Influenced by Virginia Woolf’s Mrs. Dalloway and Judy Blume’s Forever, Ness’ introspective latest offers readers a glimpse into a seemingly ordinary day in the life of teenager Adam Thorn. Part character study, part reckoning, this is a painful, magical gem of a novel.
Someday This Pain Will Be Useful to You. By Peter Cameron. 2007. Picador, $16 (9780312428167). Gr. 9–12.
Meet James Sveck, a white, middle-class New Yorker who disdains most of the adults in his life—except for the gay man who manages his mother’s art gallery. At turns funny, sad, tender, and sophisticated, this novel will resonate with teens and adults alike.

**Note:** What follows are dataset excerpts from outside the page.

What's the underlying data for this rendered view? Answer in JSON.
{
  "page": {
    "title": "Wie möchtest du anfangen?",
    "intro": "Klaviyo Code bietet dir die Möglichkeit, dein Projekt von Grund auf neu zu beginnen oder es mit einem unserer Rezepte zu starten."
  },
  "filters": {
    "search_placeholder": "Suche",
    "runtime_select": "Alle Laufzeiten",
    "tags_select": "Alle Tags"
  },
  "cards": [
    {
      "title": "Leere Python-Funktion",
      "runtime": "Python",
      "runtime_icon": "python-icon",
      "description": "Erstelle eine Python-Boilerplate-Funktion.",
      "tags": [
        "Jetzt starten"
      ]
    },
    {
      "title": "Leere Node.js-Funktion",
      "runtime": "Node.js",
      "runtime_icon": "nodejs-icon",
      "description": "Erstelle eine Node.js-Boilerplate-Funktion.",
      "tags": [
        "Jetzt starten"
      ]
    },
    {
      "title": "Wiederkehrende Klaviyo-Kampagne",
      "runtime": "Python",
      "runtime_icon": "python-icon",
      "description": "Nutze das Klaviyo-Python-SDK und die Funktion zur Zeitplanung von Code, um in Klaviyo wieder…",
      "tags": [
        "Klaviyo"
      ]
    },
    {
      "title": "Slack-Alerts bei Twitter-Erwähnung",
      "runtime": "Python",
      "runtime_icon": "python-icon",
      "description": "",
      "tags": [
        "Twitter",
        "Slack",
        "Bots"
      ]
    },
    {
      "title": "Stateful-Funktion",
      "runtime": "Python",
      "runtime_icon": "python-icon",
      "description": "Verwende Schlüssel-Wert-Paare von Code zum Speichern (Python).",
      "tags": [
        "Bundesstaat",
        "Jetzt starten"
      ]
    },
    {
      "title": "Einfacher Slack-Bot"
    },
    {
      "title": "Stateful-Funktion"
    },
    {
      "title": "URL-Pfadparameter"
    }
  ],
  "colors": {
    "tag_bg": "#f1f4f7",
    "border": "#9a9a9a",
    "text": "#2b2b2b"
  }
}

Weetzie Bat. By Francesca Lia Block. 1989. HarperCollins/Charlotte Zolotow, $8.99 (9780060736255). Gr. 10–12.
The punk-infused fever dream of a narrative follows Weetzie and her best friend, Dirk, as they come of age in a hazy version of 1980s L.A. Spun through with magic realism and navigating hefty social issues, this remains a teen touchstone.
What They Always Tell Us. By Martin Wilson. 2008. Delacorte, $15.99 (9780385735070). Gr. 9–12.
James is a popular, smart senior. Alex, his younger brother, recently swallowed Pine-Sol at a party. Told in chapters alternating between the two brothers, this strong debut blends Alex’s budding feelings for James’ buddy, Nathan, with elements of mystery.
Will Grayson, Will Grayson. By John Green and David Levithan. 2010. Dutton, $17.99 (9780525421580). Gr. 9–12.
On a cold Chicago night, two 16-year-olds—one gay and one not—meet and discover they have one big thing in common: their name. From then on, their lives, friends, and loves intertwine in the staging of one of the funniest high-school musicals ever.